Washington Orders 6 Chubb & Son Insurers to Stop Writing Policies

November 9, 2010

Washington State Insurance Commissioner Mike Kreidler has issued an order to suspend the insurance certificates of six Chubb & Son companies, effective Nov. 18, 2010. The move — which does not affect existing policies or renewals — would bar the companies from writing new coverage for 9 months. Kreidler is also proposing a $534,000 fine, contingent on a hearing, against parent company Chubb & Son.

The suspension order includes Federal Insurance Co., Pacific Indemnity Co., Great Northern Insurance Co., Executive Risk Indemnity Inc., Vigilant Insurance Co., and Northwestern Pacific Indemnity Co. All are property and casualty insurers. All are wholly owned subsidiaries of Chubb & Son. The policies affected are all commercial policies.

“It’s highly unusual for us to suspend a company’s certificate to sell insurance. But we’ve repeatedly tried to work with Chubb and its subsidiaries to fix a number of ongoing violations of state law,” Kreidler said in a statement. “Some of the problems that triggered this decision have been recurring for a decade.”

(Chubb & Son has filed an appeal over the order, which has resulted in a stay.)

The OIC said a key issue is Chubb’s repeated failure since 1998 to properly document the reasons for charging higher or lower rates on certain policies. Exams and audits dating back to 1998 find the same problem cropping up repeatedly. Since 2000, the company has been repeatedly fined and urged to fix the problems.

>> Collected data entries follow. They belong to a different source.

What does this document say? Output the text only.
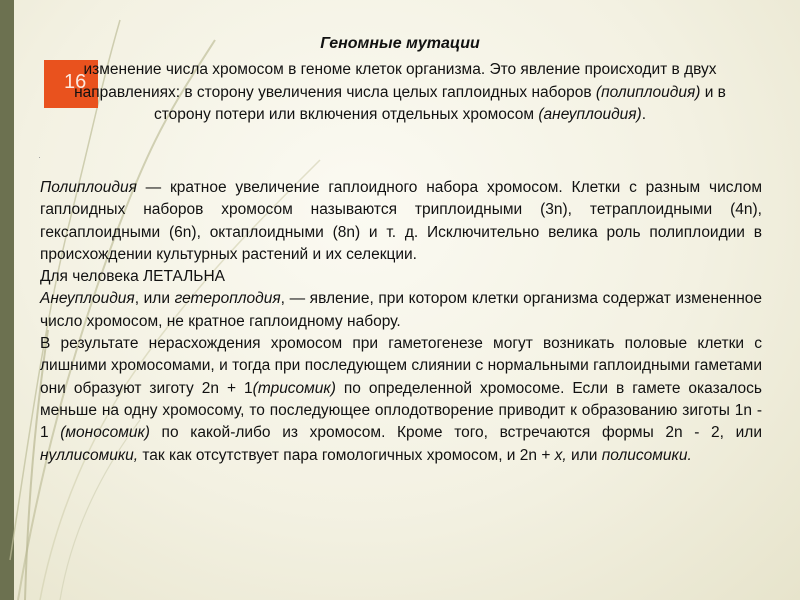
16
Геномные мутации
изменение числа хромосом в геноме клеток организма. Это явление происходит в двух направлениях: в сторону увеличения числа целых гаплоидных наборов (полиплоидия) и в сторону потери или включения отдельных хромосом (анеуплоидия).
·

Полиплоидия — кратное увеличение гаплоидного набора хромосом. Клетки с разным числом гаплоидных наборов хромосом называются триплоидными (3n), тетраплоидными (4n), гексаплоидными (6n), октаплоидными (8n) и т. д. Исключительно велика роль полиплоидии в происхождении культурных растений и их селекции.

Для человека ЛЕТАЛЬНА

Анеуплоидия, или гетероплодия, — явление, при котором клетки организма содержат измененное число хромосом, не кратное гаплоидному набору.

В результате нерасхождения хромосом при гаметогенезе могут возникать половые клетки с лишними хромосомами, и тогда при последующем слиянии с нормальными гаплоидными гаметами они образуют зиготу 2n + 1(трисомик) по определенной хромосоме. Если в гамете оказалось меньше на одну хромосому, то последующее оплодотворение приводит к образованию зиготы 1n - 1 (моносомик) по какой-либо из хромосом. Кроме того, встречаются формы 2n - 2, или нуллисомики, так как отсутствует пара гомологичных хромосом, и 2n + x, или полисомики.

Repeated examinations and a series of company self-audits ordered by Kreidler since 2007 found hundreds of violations of state law, including numerous recent ones, the OIC said. In some cases, more than half the sample files checked had violations. The $534,000 fine amount was based on 534 violations of state insurance law, at $1,000 per violation.

“Insurance relies on a level playing field and fair competition,” Kreidler said. “Rate decisions must be based on a sound rationale and documented. Repeated exams showed that Chubb wasn’t playing by those rules.”